How does it feel to be nominated as a Victorian finalist for the 2018 Australian of the Year Awards?
I was actually nominated by the community, so I was immensely proud to be recognised. And for me it was a lot of work obviously, and personal work too, because when you lose somebody you actually want to make a huge difference. To be recognised by the community was even more special because it meant there were people in the community that understood and appreciated everything we went through to found the organisation.
And personally, we want to really take out all stops to ensure that we can change gynaecological cancer and ovarian cancer in Australia. We are a very smart country in terms of medical research, and certainly I think that’s reflected by the collaborative effort of ANZGOG both locally and internationally, and with its 800 members across the two countries.
You have been with ANZGOG almost 10 years now. Where would you like to see yourself in another 10 years’ time?

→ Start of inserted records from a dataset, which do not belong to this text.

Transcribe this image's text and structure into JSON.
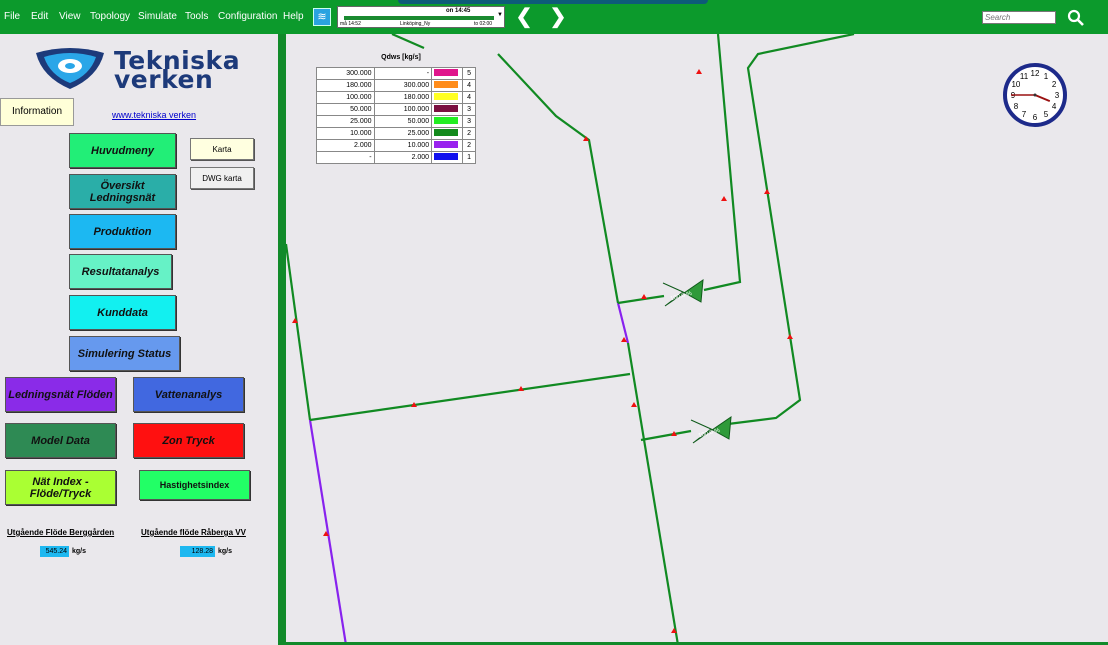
{
  "menu": {
    "items": [
      "File",
      "Edit",
      "View",
      "Topology",
      "Simulate",
      "Tools",
      "Configuration",
      "Help"
    ]
  },
  "timeline": {
    "current_time": "on 14:45",
    "start": "må 14:52",
    "location": "Linköping_Ny",
    "end": "to 02:00"
  },
  "search": {
    "placeholder": "Search"
  },
  "logo": {
    "line1": "Tekniska",
    "line2": "verken"
  },
  "sidebar": {
    "info_tab": "Information",
    "link": "www.tekniska verken",
    "buttons": {
      "huvudmeny": "Huvudmeny",
      "oversikt": "Översikt Ledningsnät",
      "produktion": "Produktion",
      "resultatanalys": "Resultatanalys",
      "kunddata": "Kunddata",
      "simulering": "Simulering Status",
      "karta": "Karta",
      "dwg_karta": "DWG karta",
      "ledningsnat_floden": "Ledningsnät Flöden",
      "vattenanalys": "Vattenanalys",
      "model_data": "Model Data",
      "zon_tryck": "Zon Tryck",
      "nat_index": "Nät Index - Flöde/Tryck",
      "hastighetsindex": "Hastighetsindex"
    },
    "colors": {
      "huvudmeny": "#22ee77",
      "oversikt": "#2aaea8",
      "produktion": "#1cb8f2",
      "resultatanalys": "#66f2c6",
      "kunddata": "#12f0f0",
      "simulering": "#6699ee",
      "karta": "#ffffe0",
      "dwg_karta": "#f0f0f0",
      "ledningsnat_floden": "#8a2be8",
      "vattenanalys": "#4168e0",
      "model_data": "#2e8a54",
      "zon_tryck": "#ff1010",
      "nat_index": "#aaff33",
      "hastighetsindex": "#22ff66"
    },
    "outflow": {
      "berggarden_label": "Utgående Flöde Berggården",
      "berggarden_value": "545.24",
      "raberga_label": "Utgående flöde Råberga VV",
      "raberga_value": "128.28",
      "unit": "kg/s"
    }
  },
  "legend": {
    "title": "Qdws [kg/s]",
    "rows": [
      {
        "from": "300.000",
        "to": "-",
        "color": "#e0168c",
        "cls": "5"
      },
      {
        "from": "180.000",
        "to": "300.000",
        "color": "#ff8c1a",
        "cls": "4"
      },
      {
        "from": "100.000",
        "to": "180.000",
        "color": "#ffff22",
        "cls": "4"
      },
      {
        "from": "50.000",
        "to": "100.000",
        "color": "#7a1040",
        "cls": "3"
      },
      {
        "from": "25.000",
        "to": "50.000",
        "color": "#22ee22",
        "cls": "3"
      },
      {
        "from": "10.000",
        "to": "25.000",
        "color": "#138a1c",
        "cls": "2"
      },
      {
        "from": "2.000",
        "to": "10.000",
        "color": "#9922ee",
        "cls": "2"
      },
      {
        "from": "-",
        "to": "2.000",
        "color": "#1111ee",
        "cls": "1"
      }
    ]
  },
  "map": {
    "valve1_label": "100.0 %",
    "valve2_label": "100.0 %",
    "pipe_color": "#118a22",
    "low_flow_color": "#8822ee",
    "arrow_color": "#ee1111"
  },
  "clock": {
    "hour": 3,
    "minute": 45,
    "numerals": [
      "12",
      "1",
      "2",
      "3",
      "4",
      "5",
      "6",
      "7",
      "8",
      "9",
      "10",
      "11"
    ]
  }
}
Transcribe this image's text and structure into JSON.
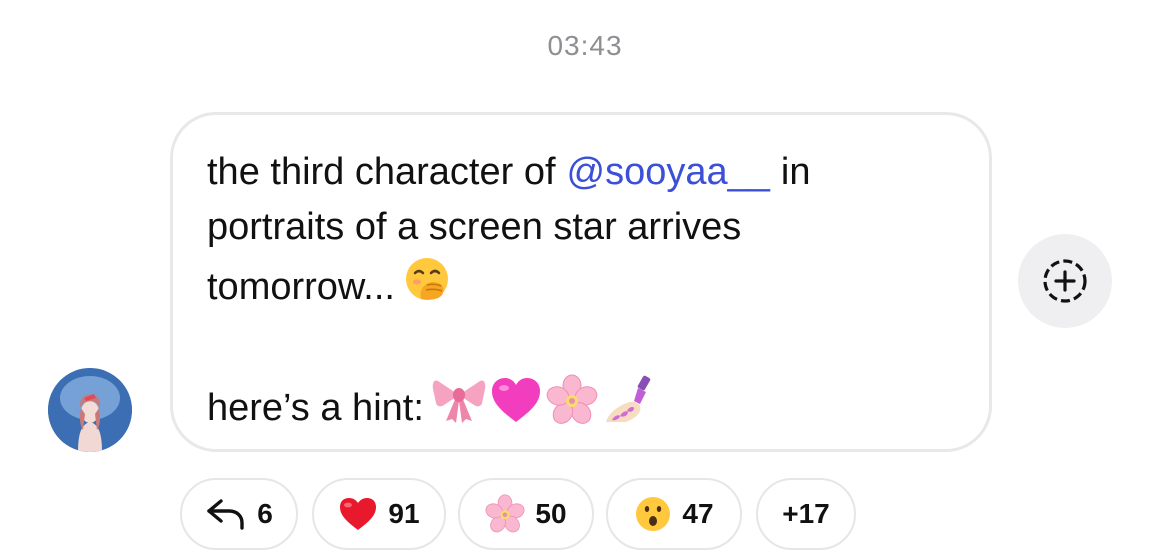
{
  "timestamp": "03:43",
  "message": {
    "line1_before": "the third character of",
    "mention": "@sooyaa__",
    "line1_after": "in",
    "line2": "portraits of a screen star arrives",
    "line3": "tomorrow...",
    "line5": "here’s a hint:",
    "emojis": [
      "face-with-hand-over-mouth",
      "ribbon",
      "pink-heart",
      "cherry-blossom",
      "nail-polish"
    ]
  },
  "reactions": [
    {
      "icon": "reply-arrow-icon",
      "count": "6"
    },
    {
      "icon": "red-heart",
      "count": "91"
    },
    {
      "icon": "cherry-blossom",
      "count": "50"
    },
    {
      "icon": "surprised-face",
      "count": "47"
    },
    {
      "icon": "",
      "count": "+17"
    }
  ],
  "colors": {
    "mention": "#3b4fd8",
    "bubble_border": "#e8e8ea",
    "timestamp": "#8e8e93",
    "share_button_bg": "#efeff1"
  }
}
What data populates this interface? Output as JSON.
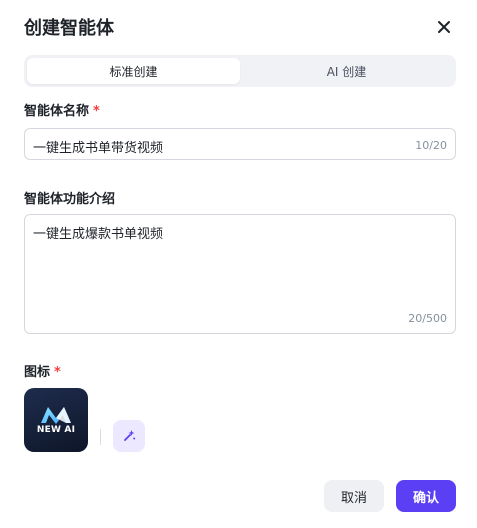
{
  "dialog": {
    "title": "创建智能体",
    "close_icon": "close-icon"
  },
  "tabs": [
    {
      "label": "标准创建",
      "active": true
    },
    {
      "label": "AI 创建",
      "active": false
    }
  ],
  "name_field": {
    "label": "智能体名称",
    "required_mark": "*",
    "value": "一键生成书单带货视频",
    "counter": "10/20"
  },
  "desc_field": {
    "label": "智能体功能介绍",
    "value": "一键生成爆款书单视频",
    "counter": "20/500"
  },
  "icon_field": {
    "label": "图标",
    "required_mark": "*",
    "logo_text": "NEW AI",
    "ai_generate_icon": "sparkle-icon"
  },
  "footer": {
    "cancel_label": "取消",
    "confirm_label": "确认"
  },
  "colors": {
    "accent": "#5b3ff5",
    "required": "#f53f3f",
    "ai_button_bg": "#ece8ff"
  }
}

Where I would like to see myself, is that I’ve been very successful in raising funds for ANZGOG’s research. And I would like to see our survival rates increase so that women can be diagnosed and know it’s not a death sentence, that they can survive. And life never goes back to the same but they can live a life which actually has quality of life.
And I want to live in a world where there is no cancer. I certainly want to live in a world where women aren’t being struck down by these types of cancers: Ovarian cancer, endometrial cancer, vaginal cancer. All of these cancers have typically had a kind of stigma around them because they are the reproductive gynaecological areas for women. And really we need to open a dialogue and get women more freely talking about this amongst themselves.
How do you find time for yourself amongst your busy schedule and what do you like to do in your spare time?
That’s probably the hardest question… I have an interest in the comedy fraternity. Comedy is a big piece for me and as they say, laughter is the best medicine. I have two children, so I get great benefit out of what they do as well. For myself, I am very focused on living a healthy life and living my best life. And I’m very into clean food sources and making sure that in my life I give myself the best opportunities to live a long life. And I do that through meditation and yoga and lots of good clean food.
Do you have a favourite saying that guides the work that you do?
I do have a favourite saying and it’s my own. I like to say to people: “Find your voice and then turn the volume up”. That’s certainly always been my belief. We can all sit back and let other people rectify or make change in our community. But every individual actually has the opportunity to make a difference and to make change.
And by finding your voice and then turning up the volume, you can be assured that you’re actually contributing to the community. And I’m very passionate about women and I certainly want women to survive and to be given the best chance of living a full life.